Here are a few sneaky ideas that I have used to get my son to pick up a pen/pencil/other tool and improve his fine motor skills. Keeping in mind that the kids can type like a professional, I still want him to be able to write his name without being embarrassed by it.
  • Keep score when we are playing games.
  • Creating characters for upcoming games.
  • Writing the shopping list or chore list
  • Using tweezers.
  • Mazes
  • Crosswords and Word Finds
  • Sketching on graph paper
  • Draw over grey-lines pictures  (see below for example)
  • Sending postcards to family members and distant friends.
  • Writing a menu for dinner
  • Writing personal poetry or favorite poems out of books
  • Extremely silly writing prompts
  • Coloring mandalas
  • MadLibs@
  • Writing on Post-it@ notes or index cards
  • Writing creative and new answers to old jokes
  • Write short lists (5 movies I want to see, 5 of my favorite dinners)
  • Sentence expansion.
          I write a sentence like John is a boy.
          He adds to it:  John is a blond boy.
          I add to it:  John is an active, blond boy.
          He adds to it:  John is an active, blond boy who is hungry.
          I add to it:  and so on.
  • We do writing prompts together.
          ex. Describe the best afternoon possible.
          We both sit and write for 3-5 minutes, 
          then read answers aloud.
          I have books full of writing prompts.

The point is that this child does not like to pick up a pencil because he feels incredibly inadequate with handwriting. I make it a point to not correct (much) or editorialize (much) on what he has done. He actually enjoys the pages where I include a grey outline image and he draws over it, working on making long, comfortable lines.

Maybe it's shocking sounding that his handwriting is as bad as it is, but he can write a nice paragraph or two on the computer, so I'm OK with it at this point.

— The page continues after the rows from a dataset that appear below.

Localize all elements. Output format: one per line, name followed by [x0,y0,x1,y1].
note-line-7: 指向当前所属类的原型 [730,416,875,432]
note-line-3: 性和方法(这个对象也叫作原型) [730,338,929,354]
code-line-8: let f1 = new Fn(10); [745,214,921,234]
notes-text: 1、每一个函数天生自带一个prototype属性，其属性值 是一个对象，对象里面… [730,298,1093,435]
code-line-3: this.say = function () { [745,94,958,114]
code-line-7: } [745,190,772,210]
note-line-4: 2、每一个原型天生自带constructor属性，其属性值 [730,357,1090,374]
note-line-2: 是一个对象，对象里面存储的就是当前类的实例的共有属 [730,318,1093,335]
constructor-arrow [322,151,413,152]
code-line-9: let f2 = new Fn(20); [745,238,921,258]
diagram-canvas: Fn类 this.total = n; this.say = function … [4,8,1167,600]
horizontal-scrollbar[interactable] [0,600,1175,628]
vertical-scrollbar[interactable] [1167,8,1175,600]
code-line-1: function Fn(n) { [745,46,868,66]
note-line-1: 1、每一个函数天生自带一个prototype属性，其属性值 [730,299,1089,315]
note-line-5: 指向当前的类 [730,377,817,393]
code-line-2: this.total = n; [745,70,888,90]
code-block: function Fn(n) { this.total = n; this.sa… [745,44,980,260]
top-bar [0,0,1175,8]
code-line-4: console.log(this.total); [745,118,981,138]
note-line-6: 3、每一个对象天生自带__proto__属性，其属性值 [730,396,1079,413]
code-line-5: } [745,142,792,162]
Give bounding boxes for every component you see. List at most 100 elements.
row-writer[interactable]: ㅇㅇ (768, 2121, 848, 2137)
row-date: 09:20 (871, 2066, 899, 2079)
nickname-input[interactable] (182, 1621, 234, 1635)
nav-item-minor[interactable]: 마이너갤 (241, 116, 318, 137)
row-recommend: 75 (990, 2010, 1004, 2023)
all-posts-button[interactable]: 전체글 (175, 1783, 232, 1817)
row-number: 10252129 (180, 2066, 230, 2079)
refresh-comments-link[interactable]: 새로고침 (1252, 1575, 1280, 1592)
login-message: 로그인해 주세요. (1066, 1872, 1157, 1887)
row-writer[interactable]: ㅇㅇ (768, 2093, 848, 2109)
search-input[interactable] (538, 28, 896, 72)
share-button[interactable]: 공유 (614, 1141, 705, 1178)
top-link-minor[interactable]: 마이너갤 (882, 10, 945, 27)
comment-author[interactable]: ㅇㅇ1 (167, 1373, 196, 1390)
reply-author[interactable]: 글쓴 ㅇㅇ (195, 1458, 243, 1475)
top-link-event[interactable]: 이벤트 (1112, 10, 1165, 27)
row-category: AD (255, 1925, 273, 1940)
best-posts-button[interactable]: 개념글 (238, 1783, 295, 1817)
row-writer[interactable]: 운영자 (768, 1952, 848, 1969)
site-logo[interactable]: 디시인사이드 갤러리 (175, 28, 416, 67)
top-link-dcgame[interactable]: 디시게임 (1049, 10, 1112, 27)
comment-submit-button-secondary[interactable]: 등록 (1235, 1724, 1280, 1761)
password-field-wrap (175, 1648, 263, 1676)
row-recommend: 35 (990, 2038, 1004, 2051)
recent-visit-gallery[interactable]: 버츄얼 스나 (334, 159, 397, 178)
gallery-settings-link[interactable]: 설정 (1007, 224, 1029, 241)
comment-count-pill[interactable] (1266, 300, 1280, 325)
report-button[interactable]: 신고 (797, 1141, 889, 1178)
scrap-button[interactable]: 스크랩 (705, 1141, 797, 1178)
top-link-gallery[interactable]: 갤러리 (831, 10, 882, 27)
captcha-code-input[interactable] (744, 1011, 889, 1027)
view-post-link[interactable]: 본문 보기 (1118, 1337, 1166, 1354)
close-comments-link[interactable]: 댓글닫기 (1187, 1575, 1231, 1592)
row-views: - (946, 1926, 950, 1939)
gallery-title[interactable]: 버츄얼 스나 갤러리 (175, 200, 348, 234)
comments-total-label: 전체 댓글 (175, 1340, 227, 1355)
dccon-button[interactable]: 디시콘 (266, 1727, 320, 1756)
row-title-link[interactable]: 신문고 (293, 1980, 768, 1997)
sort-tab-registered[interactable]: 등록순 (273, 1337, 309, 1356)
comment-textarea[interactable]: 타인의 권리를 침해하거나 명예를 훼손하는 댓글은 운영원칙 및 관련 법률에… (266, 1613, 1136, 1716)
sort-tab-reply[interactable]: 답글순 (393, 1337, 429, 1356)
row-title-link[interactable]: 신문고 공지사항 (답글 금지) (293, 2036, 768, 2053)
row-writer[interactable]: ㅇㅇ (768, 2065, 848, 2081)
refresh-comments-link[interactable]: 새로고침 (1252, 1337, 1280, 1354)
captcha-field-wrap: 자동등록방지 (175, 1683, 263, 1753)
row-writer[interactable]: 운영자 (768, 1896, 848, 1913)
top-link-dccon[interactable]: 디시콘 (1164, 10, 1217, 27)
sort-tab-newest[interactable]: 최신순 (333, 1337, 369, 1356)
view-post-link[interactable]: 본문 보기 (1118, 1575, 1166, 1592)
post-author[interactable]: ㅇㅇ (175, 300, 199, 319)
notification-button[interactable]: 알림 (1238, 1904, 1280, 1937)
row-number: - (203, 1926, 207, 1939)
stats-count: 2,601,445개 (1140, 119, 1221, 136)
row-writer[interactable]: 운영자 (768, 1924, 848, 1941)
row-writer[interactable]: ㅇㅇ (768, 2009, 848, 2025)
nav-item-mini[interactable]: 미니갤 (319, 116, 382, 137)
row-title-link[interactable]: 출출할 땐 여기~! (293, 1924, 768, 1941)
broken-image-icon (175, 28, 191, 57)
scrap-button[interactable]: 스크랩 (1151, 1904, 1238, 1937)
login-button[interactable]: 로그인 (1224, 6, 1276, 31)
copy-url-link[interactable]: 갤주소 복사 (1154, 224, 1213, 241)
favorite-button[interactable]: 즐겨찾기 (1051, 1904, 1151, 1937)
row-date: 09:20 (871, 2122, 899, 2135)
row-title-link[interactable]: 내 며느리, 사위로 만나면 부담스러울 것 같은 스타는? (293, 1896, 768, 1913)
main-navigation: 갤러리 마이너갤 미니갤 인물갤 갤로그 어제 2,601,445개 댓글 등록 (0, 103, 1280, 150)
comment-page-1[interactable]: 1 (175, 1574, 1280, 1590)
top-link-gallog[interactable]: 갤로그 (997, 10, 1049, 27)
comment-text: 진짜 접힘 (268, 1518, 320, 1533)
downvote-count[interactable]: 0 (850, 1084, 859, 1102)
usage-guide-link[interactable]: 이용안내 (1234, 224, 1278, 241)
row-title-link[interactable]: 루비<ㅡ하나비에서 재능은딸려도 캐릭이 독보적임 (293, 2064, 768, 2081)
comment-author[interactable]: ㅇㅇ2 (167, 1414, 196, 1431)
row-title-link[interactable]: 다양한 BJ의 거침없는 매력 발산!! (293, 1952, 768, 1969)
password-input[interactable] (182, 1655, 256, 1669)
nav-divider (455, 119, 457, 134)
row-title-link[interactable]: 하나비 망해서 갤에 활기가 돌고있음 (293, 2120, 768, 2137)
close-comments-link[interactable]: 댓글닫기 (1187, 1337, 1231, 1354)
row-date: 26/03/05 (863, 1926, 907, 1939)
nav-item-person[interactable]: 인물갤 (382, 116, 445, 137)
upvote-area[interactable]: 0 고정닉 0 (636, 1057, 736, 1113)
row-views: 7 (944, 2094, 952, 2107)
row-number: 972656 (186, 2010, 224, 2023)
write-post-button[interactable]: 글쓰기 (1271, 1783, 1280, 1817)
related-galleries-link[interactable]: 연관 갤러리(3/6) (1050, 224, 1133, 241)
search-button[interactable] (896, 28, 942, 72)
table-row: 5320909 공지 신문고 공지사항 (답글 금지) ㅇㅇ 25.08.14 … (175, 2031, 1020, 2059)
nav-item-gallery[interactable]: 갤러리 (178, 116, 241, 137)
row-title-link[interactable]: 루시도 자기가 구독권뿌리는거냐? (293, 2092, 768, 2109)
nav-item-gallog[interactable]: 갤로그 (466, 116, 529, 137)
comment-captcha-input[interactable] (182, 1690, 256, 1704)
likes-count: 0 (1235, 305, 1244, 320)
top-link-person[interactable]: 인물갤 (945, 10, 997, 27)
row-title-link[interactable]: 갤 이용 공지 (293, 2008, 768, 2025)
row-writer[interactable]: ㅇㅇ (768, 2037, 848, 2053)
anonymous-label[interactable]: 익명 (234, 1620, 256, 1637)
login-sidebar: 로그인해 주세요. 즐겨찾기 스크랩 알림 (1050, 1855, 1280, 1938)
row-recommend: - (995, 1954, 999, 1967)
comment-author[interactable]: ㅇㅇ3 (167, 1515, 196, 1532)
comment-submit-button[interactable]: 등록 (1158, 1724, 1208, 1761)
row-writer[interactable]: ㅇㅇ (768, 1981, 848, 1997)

Do you any any other ideas, sneaky ones!, for getting a kid to pick up a pencil and actually use it?
Some Other Posts You Might Enjoy:

What if they Never Learn to Read?

Part Two:  What to do with Spelling Words
Mother of the Highly-Distractable-Child blog

Here's an example of the coloring sheet 
that I print out and have him write over the lines...

Don't judge me!


  1. Gotta admit I was quite 'strict' with handwrting to begin with years ago, making my son write out his letters etc on special paper. He would resist and get frustrated but he was fine with the computer. Now at age 10 I find that when we do work involving writing where he's not really engaged, his writing is kinda careless, with mixed case and higgedly piggeldy. But then when he asks us for something, like a new game, we make him write a kind of proposal ;) When he writes his proposals, or a note or something for a competition, guess what: his writing is lovely!

    When he was learning to read (and he loved reading), I would put the subtitles on tv shows and that really helped because he would pick up on typos, or when the text didn't match the speech!

  2. whoops, I forgot to add the important bit! I'm not strict with him anymore because it was getting nowhere and wasn't fair on him either so I found alternatives, like getting him to write thank you notes, competition entries and so on. I had also read a really good article written by a homeschooler who was also a creative writing teacher. She said "here are a list of don'ts when it comes to writing" and I was doing pretty much all of them, like making my son do his alphabet and so on! I realised my approach was the big problem here and when we backed off, my son was fine. He doesn't like writing stories with a pen but I'm okay with him using the computer for most things. As long as he can write properly when he needs to that's fine with me. I barely write by hand these days either!

  3. This sounds like my Sky, 14. It isn't that she is a reluctant writer, she is a reluctant hand writer. :) Like your son, she can type faster than I, and I can type pretty fast. So far the only time she has needed her handwriting was to sign her name (in cursive) for a library card. She asked if we could practice so I started writing a poem on our chalkboard for her to copy in cursive.

    Honestly, being everything is pretty much typed these days, and presented with power point, I'm not as concerned about her handwriting and put more focus on computing skills. I've yet to be able to read the handwriting on a prescription.

    I will include adding items to our grocery list ( When someone empties and item or opens a new one it is their responsibility to make sure it gets on the list.) to your list.

    1. Darn it, I see you had that one already covered. :)

  4. Great ideas! I might steal a few for my reluctant writer.